For prescription medicines you pay a flat rate per item but they are free to certain groups, such as the over 60's, children, pregnant women and some people on benefits and a few lifelong conditions. The service is paid for by contributions from the working population, and from taxation and from local taxes, especially for local welfare provisions. Local provisions vary very much. They tend to be better in the more prosperous parts of the country with a powerful local and national government electorate.
I am not sure but I think the contribution from earned income in the UK is a obligatory flat rate but in some countries it is based on how much you earn, up to a maximum. Private health care is available too, often through employment and in some European countries, it is the norm for all professional people to also have a private insurance, independent from any their employers might offer.
In every country including the USA you get what you pay for. The higher the contribution rate the more you are entitled to and the better the provisions. I wouldn't be surprised if the UK rate was the lowest in Europe. I haven't lived in Europe for over 12 years now but certainly had the impression that waiting times were far less, probably because the obligatory contributions were much higher than in the UK
In the UK you can mix private and national health care which is why you will notice us so often recommending paying to see a top specialist privately to get answers fast.
Most hospitals have a government imposed target of first consultation within three months maximum and a follow up within two months. What happens after that depends on need, to some extent, luck, and what we call the post code lottery, meaning where you live.
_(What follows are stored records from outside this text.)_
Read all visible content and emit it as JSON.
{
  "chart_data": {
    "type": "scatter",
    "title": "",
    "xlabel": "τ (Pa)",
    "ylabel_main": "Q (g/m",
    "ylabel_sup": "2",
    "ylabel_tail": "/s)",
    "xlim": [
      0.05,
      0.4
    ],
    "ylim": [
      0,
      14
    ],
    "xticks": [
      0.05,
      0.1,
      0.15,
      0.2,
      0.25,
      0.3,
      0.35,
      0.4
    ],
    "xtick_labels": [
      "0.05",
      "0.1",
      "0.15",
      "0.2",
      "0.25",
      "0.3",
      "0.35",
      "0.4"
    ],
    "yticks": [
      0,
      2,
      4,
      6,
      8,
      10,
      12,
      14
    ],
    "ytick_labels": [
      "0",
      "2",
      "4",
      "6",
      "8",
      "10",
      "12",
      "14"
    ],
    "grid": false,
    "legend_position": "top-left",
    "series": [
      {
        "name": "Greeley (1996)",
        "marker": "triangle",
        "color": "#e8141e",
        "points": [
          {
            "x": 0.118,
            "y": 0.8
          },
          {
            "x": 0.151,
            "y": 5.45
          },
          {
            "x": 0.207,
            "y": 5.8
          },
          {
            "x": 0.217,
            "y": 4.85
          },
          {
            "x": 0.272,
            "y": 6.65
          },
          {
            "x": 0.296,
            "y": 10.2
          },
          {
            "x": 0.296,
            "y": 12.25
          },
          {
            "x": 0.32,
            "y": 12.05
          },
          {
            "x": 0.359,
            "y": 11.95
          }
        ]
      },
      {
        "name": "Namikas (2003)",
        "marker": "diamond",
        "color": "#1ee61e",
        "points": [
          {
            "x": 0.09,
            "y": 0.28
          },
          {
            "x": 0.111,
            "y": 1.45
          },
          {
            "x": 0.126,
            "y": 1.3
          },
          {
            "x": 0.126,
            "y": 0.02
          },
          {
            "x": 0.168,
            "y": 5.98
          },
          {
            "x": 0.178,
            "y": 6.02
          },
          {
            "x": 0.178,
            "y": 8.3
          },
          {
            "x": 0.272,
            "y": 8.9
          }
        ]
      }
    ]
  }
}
I hadn't realised that at St Thomas' which is one of the world leading lupus centres and the biggest in Europe only two of the consultants and one secretary are paid for from NHS funds. The others are paid by the St. Thomas' Lupus Trust.
All chronic conditions and elective surgery needs are very poorly served and suffer awful waiting times- maybe two years for an epileptic to get a MRI.
In many parts of the USA it is just as hard even with good insurance to get quick appointments and to access the best care because there is a shortage of good GPs and specialists.
In NYC my lupus specialist didn't accept insurance but I could afford to see him privately and he was always available and would fit me in that very day if he was in town and it was an emergency. I even had his beeper number.
By the way, our USA health insurance employee contribution was something like $400, £200 a month. When I had my hernia concerns, non urgent, about 6 years ago I saw my GP the day following my request for an appointment ($10 copay), the surgeon the following week ($30 specialist co pay) and I could choose to have the surgery at any time after ten days wait for blood tests. The day surgery bill was something over $20,000, £10,000, including a couple hours extra time in recovery and some special scalpel at $500, £250. We ourselves paid something like $1000. In the UK it would cost me nothing but I would have to wait until it was urgent.